When you look at this 5-year-old, he plays like a typical kid, and for the most part his parents say he behaves like one too. His parents, Clay and Primrose Holland, said doctors diagnosed him with autism three years ago. And since that day, the Hollands haven’t stopped working to treat their son’s autism.


“What’s this called?” Primrose Holland asked her son as he squished clay between each finger as part of his 40-hour per week therapy. Primrose and Clay Holland have turned their basement into a make-shift classroom for their son for the past three years.

“I’ll do pictures of strawberries,” said Primrose Holland. “I will do any kind of scents where I can get the smell, you know an apple, an orange or banana.”


By targeting those sensory deprived areas in the brain, using sensory-enriched exercise, Mendability therapists said the treatment helps a child with autism process things quicker and focus a little faster.

“What I’ve seen is things just started clicking with him,” said Primrose Holland.And researchers are starting to pay attention to this type of treatment.

In a 2013 article published by the American Psychological Association, researchers at the University of California-Irvine tested 28 boys diagnosed with autism. Half of the boys used standard exercise, including behavior, speech and social skills therapies, while the rest of the group added the new sensory-enrichment therapy.

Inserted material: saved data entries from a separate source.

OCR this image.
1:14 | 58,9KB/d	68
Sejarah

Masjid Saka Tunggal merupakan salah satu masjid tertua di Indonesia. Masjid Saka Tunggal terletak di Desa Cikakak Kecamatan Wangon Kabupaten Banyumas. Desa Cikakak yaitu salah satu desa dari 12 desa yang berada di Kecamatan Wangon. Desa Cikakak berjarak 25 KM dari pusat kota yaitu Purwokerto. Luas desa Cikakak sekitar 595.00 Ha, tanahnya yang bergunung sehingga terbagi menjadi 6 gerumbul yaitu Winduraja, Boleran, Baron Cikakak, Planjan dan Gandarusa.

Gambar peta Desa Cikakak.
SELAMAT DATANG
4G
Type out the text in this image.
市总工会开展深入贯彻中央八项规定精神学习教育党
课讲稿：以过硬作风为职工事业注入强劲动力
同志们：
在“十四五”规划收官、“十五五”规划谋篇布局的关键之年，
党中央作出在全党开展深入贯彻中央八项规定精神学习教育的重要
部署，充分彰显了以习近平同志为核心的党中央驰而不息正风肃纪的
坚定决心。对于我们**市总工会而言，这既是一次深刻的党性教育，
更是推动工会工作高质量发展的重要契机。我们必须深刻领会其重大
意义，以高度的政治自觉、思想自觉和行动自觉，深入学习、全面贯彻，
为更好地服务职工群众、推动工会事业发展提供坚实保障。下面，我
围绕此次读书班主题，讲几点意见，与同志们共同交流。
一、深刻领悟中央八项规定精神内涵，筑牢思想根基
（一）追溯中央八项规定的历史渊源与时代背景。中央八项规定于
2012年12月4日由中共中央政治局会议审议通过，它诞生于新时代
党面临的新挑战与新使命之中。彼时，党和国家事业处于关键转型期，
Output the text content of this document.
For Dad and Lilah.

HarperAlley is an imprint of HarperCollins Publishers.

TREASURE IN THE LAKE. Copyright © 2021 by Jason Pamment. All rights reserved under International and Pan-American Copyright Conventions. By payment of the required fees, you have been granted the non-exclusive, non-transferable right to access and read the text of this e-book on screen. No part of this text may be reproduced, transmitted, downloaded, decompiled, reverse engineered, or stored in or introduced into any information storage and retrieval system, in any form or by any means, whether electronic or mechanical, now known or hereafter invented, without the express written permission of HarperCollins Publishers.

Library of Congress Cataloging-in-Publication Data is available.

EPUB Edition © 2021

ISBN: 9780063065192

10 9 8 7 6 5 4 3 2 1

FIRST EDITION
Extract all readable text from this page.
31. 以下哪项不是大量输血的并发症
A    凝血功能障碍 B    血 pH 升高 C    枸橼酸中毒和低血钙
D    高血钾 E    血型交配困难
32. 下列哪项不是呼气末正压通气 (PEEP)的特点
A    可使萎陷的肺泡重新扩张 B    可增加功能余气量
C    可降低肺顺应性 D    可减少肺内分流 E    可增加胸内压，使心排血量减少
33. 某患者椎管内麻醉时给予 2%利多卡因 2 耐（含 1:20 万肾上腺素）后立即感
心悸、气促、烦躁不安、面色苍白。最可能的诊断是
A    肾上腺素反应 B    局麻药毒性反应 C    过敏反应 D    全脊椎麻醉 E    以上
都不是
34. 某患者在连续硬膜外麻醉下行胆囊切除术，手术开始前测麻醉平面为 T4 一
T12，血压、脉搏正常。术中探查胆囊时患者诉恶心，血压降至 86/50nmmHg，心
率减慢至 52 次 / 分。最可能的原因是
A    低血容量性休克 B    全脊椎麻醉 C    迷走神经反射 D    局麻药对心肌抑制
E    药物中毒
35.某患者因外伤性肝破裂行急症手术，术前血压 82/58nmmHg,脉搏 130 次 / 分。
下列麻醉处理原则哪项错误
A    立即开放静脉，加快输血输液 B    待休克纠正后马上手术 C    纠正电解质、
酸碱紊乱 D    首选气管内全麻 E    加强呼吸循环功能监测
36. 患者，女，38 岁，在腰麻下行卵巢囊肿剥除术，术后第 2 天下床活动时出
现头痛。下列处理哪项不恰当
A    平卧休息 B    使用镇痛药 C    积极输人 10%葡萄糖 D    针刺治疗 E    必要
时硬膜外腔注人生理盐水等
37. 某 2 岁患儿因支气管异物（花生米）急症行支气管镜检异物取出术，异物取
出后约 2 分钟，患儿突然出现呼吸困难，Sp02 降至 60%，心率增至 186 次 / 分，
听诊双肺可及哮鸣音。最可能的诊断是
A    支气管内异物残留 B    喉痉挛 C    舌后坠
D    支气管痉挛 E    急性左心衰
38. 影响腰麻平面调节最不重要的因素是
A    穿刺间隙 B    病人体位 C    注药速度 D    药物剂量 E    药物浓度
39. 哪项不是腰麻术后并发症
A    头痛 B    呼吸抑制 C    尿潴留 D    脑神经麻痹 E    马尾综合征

Researchers said after six months, parents of the boys using sensory enrichment exercises reported improvements in their child’s cognition. And 42 percent of that group reported improvement in the severity of their child’s autism symptoms.

“Now it’s (Mendability) opening his senses, opening his mind,” said Primrose Holland. “And he’s able to absorb things and he’s thinking on his own.”

The change in my son is welcomed improvement for Clay Holland.

“The way I put it, I declared war on autism,” he said. “And that we were going to do anything and everything possible to reach our goal of 100 percent recovery.”

For a father who has struggled for three years to connect with his son, Holland said that intense therapy has brought his boy a long way.

“He was repeating everything that he heard and it was completely non-functional,” he said. “He started spinning in circles, started walking on his tip toes, and there was no social interaction at all.”

Today, Holland said their family’s hard work has paid off.

“He’s been attending kindergarten in a neuro-typical class for the last month now since school started,” he said. “And it hasn’t been perfect, but we’re very, very pleased with the result.”

Those are results they said for a more promising future.